Senne knew how to wait. Often, he was not the first to send a message, and it could take hours before he replied. Other times, he was more prolific and shared recipes and songs. Despite our age difference, his taste in music was close to mine. He sent me a playlist of arias that evoked an image of him listening to opera in wooden rooms with a glass of wine, cutting vegetables.
He answered my questions about fermentation and introduced me to the art of growing my own sourdough starter. We shared daily pictures of the meals we prepared, congratulating each other. The excitement reflected a shared, unspoken thought: I’d love to be there and eat that with you.
One day he asked if I knew Sichuan pepper.
“Enlighten me, please,” I said.
“It’s a Chinese kind of pepper, sharp but flowery,” he said. “It gives you the feeling of soda water.”
How would I get some?
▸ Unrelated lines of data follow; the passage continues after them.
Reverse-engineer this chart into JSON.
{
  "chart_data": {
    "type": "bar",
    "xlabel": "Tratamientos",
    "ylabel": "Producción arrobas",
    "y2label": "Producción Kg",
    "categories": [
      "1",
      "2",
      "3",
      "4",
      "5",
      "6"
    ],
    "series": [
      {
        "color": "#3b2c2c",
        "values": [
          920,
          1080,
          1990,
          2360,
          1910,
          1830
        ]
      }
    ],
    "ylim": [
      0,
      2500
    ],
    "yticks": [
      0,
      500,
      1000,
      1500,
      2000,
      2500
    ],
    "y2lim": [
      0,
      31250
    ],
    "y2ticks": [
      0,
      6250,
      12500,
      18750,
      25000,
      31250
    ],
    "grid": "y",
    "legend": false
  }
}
Besides being in lockdown, I wasn’t living in my country and didn’t know where to find it.
“I could send you some,” he said.
My first thought was that my boyfriend would surely find out, since he is the one who checks the mail. Was it wrong to receive exotic pepper in the mail from another man?
I explained the situation to my friend Paula. We agreed that it would be better not to say anything, and she suggested that he send the pepper to her.
The idea of that brave envelope flying through Europe during a pandemic, with elegant handwriting and a Dutch stamp, was the thought I had before falling sleep for the next few days.
Finally, Paula called; it had arrived.
I put on my sports pants and acted as if I were going out to run, which was an accepted outdoor activity in Bucharest during lockdown. It wasn’t a lie. I was running to get my pepper.
On the way home, I stopped to open the package and felt a rush of happiness in seeing a little note with the bag of pepper, written in the same style I had imagined for his handwriting, that said: “To Albertina, because dishes sometimes deserve a special sparkle, and life too.”
This was before everything. Before my boyfriend would ask me about all the time I had been spending on my phone, and I would tell him about the stranger in Amsterdam. Before the pandemic would ebb enough for Senne and me to meet in Rome, where we would have a glorious time as tourists in my near-empty city.
It was before, on a wholly separate trip, my boyfriend would agree to come join us, and we would all hang out in surprising harmony. And it was before Senne and I would return to our previous lives in distant lands, unable to sustain our magical summer, leaving my boyfriend and me to find our way back to each other — a little warily, but with fresh eyes.
On the streets of Bucharest that day, in a world immobilized by fear and grief, I opened a packet of pepper, took a deep breath and fell in love with a stranger.